National minority status means that the proud history, unique culture, and distinctive language of Cornwall are fully recognised, and it affords the Cornish the same status under the Framework Convention for the Protection of National Minorities as the UK’s other Celtic people: the Scots, the Welsh and the Irish.
Cornwall Council Leader Linda Taylor said: “The Council remains committed to protecting, promoting, and celebrating Cornish distinctiveness. The cross party Cornish National Minority Working Group that includes representation from outside the Council, has set out an action plan with exciting milestones.”
Cornwall Councillor Dick Cole, Chair of the Cornish National Minority Working Group said: “Cornwall Council and a wide range of organisations and individuals have done a significant amount of work since 2014, though there remains so much more still to be done. We did not secure a Cornish tick box in the 2021 Census, but we will soon be receiving initial information about how many people “wrote-in” Cornish. In addition, we will find out how important indicators (including health, housing, work and education) of the Cornish differs from those who do not identify as Cornish. This will help us increase our campaigns to ensure the needs of the Cornish National Minority are taken into account in all public sector decision-making.”
“We want our residents to get involved.
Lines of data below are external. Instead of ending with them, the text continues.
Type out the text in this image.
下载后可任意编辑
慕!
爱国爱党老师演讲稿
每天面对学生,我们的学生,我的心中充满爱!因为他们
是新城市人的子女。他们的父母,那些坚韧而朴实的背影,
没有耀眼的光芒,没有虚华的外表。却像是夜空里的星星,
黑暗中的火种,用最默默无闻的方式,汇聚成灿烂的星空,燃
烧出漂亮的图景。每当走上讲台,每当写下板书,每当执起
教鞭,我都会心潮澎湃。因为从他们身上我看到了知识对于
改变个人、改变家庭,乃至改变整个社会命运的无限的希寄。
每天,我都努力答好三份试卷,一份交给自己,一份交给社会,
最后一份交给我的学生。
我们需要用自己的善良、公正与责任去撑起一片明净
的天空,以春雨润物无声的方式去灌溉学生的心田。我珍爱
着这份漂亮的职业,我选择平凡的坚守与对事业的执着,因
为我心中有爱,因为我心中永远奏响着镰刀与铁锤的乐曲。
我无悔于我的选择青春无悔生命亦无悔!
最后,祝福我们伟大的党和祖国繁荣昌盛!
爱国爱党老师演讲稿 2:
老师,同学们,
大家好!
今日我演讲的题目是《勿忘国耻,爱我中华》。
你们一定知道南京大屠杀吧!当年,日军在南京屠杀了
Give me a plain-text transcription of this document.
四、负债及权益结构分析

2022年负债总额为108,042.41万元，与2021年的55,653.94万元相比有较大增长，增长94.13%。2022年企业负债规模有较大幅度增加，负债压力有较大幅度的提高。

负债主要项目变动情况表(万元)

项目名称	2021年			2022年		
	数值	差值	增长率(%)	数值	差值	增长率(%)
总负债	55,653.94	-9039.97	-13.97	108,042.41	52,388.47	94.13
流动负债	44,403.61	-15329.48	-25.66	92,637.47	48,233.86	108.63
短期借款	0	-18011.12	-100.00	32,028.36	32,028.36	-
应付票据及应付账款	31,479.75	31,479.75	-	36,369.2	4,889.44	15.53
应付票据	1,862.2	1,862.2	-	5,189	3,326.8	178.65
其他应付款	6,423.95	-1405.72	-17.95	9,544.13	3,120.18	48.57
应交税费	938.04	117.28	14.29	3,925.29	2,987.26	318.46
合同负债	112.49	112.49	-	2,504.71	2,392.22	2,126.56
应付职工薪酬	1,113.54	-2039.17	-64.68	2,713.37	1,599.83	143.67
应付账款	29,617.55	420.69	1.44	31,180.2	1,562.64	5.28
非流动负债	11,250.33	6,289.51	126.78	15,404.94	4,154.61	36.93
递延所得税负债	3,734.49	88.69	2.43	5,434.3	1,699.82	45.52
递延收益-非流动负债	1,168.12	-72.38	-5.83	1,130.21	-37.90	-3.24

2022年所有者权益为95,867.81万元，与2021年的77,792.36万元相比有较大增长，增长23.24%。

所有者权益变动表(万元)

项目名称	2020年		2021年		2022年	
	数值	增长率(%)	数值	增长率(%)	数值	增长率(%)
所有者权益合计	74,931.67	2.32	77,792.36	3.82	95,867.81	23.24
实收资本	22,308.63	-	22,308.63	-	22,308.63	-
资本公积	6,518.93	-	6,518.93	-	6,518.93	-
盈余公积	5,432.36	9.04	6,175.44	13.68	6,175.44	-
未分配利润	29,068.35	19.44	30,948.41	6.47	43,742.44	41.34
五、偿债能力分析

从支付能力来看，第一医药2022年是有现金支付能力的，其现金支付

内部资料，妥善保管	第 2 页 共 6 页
We’re holding our next virtual public meeting on 27 April at 6pm with the theme of ‘Media and representation of Cornish’.“
“Contact firstname.lastname@example.org for further information and to become involved in the conversation.”
The blueprint for the next four years includes:
- To see Cornwall secure a meaningful devolution settlement which will protect the unique characteristics of Cornish identity, and appropriately reflect Cornwall’s position as a Celtic nation within the UK.
- To further support and develop Cornish education, language, culture, and heritage, including the roll out of a Cornish curriculum in schools across Cornwall
- To ensure the needs of the Cornish National Minority are taken into account in all public sector decision-making.
- To create a culture of open and honest two-way communication with colleagues, local communities, Cornish diaspora, partners, and government
Dick added: “Other initiatives include working with Screen Cornwall to support production companies interested in shooting here, to create more opportunities for those working in the sector in Cornwall, and to promote the Duchy on screen. Screen Cornwall has also promoted Cornish language, culture, and heritage through the annual ‘Fylm K’ competition and has contributed to developing the case for a Cornish public service media.”
Other highlights over the past eight years include –
- working with partners like Golden Tree on initiatives including the Cornish Embassy bus as part of the campaign in support of a ‘Cornish’ tick box in the 2021 Census
- increasing access to learning Cornish face-to-face, through technology, and in schools through Cornish language learning apps like IndyLan and Magi Ann Kernewek,
- the launch of Golden Tree’s “Go Cornish” award scheme for Primary Schools which already has more than 20 schools with 4000 pupils actively engaged
- supporting the Together for Families Education Team to start work on a Cornish curriculum with Cornish schools
- hosting the first UK National Minority Summit, bringing together representatives from the UK’s national minorities, aiming to strengthen links and look at future opportunities
- the opening in 2019 of Cornwall’s state-of-the art archive centre, Kresen Kernow, which houses the world’s largest collection of historic records, books, maps, and photographs relating to Cornwall
- working with partners, such as theatres and museums, to use more Cornish in events.